Das sehe ich irgendwie anders: nach Kc3 d4 Kd3 steht der König wie ein Fels. Der Läufer hat die Züge b2-a1-b2... Der sSpringer blockiert den eigenen Bauern, und wenn er sich bewegt, (freiwillig oder durch Zwang), fällt d4.
Wie soll Schwarz da auf Gewinn spielen?
#4 MiBu 2013-02-04 20:14
zitiere Helmut:
Wie soll Schwarz da auf Gewinn spielen?

So: Kh5-g4-f4-e5-d5 und dann Se5 mit Schach(!) räumt den Fels weg.Dann Ke4, Sc4, f4 und der Rest ist nicht mehr schwer.
#5 Michael Schwerteck 2013-02-06 16:54
Volle Punktzahl für MiBu: 1.Lh8! ist nicht nur der lustigste, sondern auch der einzig richtige Zug. In der Folge baut Weiß trotz der zwei Minusbauern eine bombensichere Remisfestung auf. Das Motiv kannte ich so noch nicht.

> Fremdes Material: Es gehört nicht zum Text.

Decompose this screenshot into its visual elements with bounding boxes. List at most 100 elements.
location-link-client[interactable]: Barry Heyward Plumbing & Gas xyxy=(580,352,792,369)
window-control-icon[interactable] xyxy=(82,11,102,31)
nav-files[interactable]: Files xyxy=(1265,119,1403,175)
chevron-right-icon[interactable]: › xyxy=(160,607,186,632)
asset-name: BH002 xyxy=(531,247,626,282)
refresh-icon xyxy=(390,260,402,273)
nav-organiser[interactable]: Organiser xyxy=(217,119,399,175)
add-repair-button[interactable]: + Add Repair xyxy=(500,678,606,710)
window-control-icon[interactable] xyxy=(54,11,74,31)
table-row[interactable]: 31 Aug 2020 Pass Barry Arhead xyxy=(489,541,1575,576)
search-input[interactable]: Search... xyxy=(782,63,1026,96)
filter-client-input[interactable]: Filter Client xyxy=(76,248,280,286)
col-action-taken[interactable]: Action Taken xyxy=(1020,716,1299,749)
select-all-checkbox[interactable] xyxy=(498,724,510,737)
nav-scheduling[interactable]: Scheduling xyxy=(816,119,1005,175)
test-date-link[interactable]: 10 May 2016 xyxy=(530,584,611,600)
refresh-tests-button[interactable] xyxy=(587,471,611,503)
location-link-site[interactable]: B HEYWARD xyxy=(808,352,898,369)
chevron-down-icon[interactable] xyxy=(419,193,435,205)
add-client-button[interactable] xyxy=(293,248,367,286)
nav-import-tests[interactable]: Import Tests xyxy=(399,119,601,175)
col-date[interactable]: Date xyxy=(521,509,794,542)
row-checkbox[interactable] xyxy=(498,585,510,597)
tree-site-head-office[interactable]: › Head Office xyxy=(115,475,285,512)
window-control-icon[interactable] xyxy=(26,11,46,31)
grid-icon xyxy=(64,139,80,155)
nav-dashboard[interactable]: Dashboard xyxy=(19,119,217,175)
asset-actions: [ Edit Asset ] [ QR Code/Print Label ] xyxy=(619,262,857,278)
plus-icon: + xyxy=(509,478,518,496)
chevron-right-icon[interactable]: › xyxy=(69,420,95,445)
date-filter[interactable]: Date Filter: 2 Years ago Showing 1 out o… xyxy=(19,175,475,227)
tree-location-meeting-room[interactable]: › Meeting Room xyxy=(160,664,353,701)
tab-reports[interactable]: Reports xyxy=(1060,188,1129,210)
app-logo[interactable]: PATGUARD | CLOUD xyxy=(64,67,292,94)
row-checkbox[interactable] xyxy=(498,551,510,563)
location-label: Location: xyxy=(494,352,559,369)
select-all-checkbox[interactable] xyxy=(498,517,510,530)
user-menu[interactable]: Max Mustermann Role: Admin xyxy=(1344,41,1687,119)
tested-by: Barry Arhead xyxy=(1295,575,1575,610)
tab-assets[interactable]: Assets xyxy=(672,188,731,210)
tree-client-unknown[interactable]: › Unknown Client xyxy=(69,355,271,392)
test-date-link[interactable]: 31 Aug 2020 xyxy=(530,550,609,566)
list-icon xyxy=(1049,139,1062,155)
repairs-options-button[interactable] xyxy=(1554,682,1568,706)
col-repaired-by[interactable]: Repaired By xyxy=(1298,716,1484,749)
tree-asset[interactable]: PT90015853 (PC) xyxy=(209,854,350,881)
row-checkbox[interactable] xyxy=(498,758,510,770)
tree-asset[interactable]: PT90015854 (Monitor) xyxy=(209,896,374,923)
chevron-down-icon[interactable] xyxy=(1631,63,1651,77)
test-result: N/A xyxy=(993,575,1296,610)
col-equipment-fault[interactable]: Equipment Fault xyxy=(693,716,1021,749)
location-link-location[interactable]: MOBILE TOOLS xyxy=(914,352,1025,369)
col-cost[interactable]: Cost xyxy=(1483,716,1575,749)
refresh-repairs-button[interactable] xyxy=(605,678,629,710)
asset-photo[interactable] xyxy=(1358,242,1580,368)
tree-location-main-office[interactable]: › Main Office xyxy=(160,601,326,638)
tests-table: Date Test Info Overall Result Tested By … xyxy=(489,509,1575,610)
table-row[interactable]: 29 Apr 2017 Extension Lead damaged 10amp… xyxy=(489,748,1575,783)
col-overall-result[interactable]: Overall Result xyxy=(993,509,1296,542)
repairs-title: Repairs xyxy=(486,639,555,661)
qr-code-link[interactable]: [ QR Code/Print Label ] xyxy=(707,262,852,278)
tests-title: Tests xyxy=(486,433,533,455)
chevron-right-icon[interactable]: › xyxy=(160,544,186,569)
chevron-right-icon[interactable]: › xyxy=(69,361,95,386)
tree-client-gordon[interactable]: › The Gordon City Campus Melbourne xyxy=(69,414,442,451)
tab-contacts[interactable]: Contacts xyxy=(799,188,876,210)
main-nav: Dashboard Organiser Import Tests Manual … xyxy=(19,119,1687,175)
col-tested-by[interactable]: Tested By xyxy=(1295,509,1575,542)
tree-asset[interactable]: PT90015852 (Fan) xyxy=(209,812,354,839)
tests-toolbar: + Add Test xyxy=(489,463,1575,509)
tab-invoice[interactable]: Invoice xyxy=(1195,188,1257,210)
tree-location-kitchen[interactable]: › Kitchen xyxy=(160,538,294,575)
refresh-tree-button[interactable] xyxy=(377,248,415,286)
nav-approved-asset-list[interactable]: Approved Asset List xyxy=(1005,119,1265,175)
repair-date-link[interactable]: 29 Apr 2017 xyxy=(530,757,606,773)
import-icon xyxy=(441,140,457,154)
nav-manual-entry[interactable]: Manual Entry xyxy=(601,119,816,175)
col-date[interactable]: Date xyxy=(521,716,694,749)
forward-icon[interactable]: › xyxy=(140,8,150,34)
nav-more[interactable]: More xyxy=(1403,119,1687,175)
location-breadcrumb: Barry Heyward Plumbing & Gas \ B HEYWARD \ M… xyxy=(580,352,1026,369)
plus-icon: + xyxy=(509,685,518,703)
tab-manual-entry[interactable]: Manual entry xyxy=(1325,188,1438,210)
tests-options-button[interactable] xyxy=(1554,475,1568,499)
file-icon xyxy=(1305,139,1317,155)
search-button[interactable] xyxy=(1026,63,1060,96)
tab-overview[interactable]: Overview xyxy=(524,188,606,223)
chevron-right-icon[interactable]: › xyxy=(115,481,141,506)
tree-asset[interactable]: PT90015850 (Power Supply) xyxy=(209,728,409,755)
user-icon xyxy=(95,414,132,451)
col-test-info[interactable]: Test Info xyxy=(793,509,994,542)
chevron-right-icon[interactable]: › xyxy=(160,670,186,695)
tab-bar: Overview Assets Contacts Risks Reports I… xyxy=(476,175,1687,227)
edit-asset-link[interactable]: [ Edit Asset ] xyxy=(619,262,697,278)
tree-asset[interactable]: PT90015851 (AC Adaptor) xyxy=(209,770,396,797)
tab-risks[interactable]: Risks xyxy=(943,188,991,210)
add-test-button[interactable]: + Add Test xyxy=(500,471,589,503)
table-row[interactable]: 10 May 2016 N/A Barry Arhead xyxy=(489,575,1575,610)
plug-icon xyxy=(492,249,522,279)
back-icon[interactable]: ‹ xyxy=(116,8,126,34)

Anlässlich Thomas' Kommentar noch eine Klarstellung: Ich schreibe hier als Schachfan aus meiner subjektiven Sicht und lasse meine persönlichen Ansichten (die ich natürlich niemandem aufdrängen will) recht ungehemmt mit einfließen. Ich bin seit 10 Jahren Carlsen-Fan und werde ihn für seine Endspielkünste noch ganz anders lobpreisen. Ein paar nicht bös gemeinte Spitzen gegen von mir weniger geschätzte Spieler können auch vorkommen. Leko z.B. ist ein netter Kerl, aber in seinen Interviews steckt oft eine Menge unfreiwillige Komik. Es war schon sehr ulkig, dass er ellenlange Varianten rezitierte, in denen sich Carlsen angeblich nur haarscharf gerettet hätte... aber warum hat er dann keine einzige davon probiert?
#6 Thomas Richter 2013-02-10 09:28
Etwas verspätet zu Carlsen und Leko: Es ist ebenso kein Geheimnis dass ich gegen den Carlsen-Hype relativ immun bin, im Vergleich zu vielen anderen - Leuten die im Internet so kommentieren und auch der eine oder andere Journalist. Natürlich ist Carlsen ein guter Spieler, aber dass nun alles was er sagt und jede Partie die er spielt brilliant ist, Ansichtssache ... .

Leko hat vielleicht tendenziell eher eine wissenschaftliche Einstellung zum Schach, d.h. er geht aus von der "Wahrheit" (objektive Beurteilung) einer Stellung. Wenn eine Abwicklung nur remis bringt und er will mehr, dann spielt er sie nicht sondern manövriert weiter um sie vielleicht noch unter günstigeren Vorzeichen zu bekommen. Leko hätte Carlsens Bauerndurchbruch in der Wijk aan Zee Seeschlange gegen Karjakin nicht gespielt, denn das war "eigentlich" nur remis!?
Carlsen hat dagegen, sagen manche jedenfalls, eher eine spielerische Einstellung d.h. er spekuliert auf oder rechnet mit gegnerischen Fehlern. Es ist ja auch nicht so dass Carlsen jedes Remisendspiel gewinnt.

Nach eigener und anderer Leute Einschätzung habe ich auch eher eine wissenschaftliche Einstellung zum Schach. Das ist weder richtig noch falsch, und Leko konnte sich damit immerhin (im Gegensatz zu mir ...) lange in der absoluten Weltspitze halten.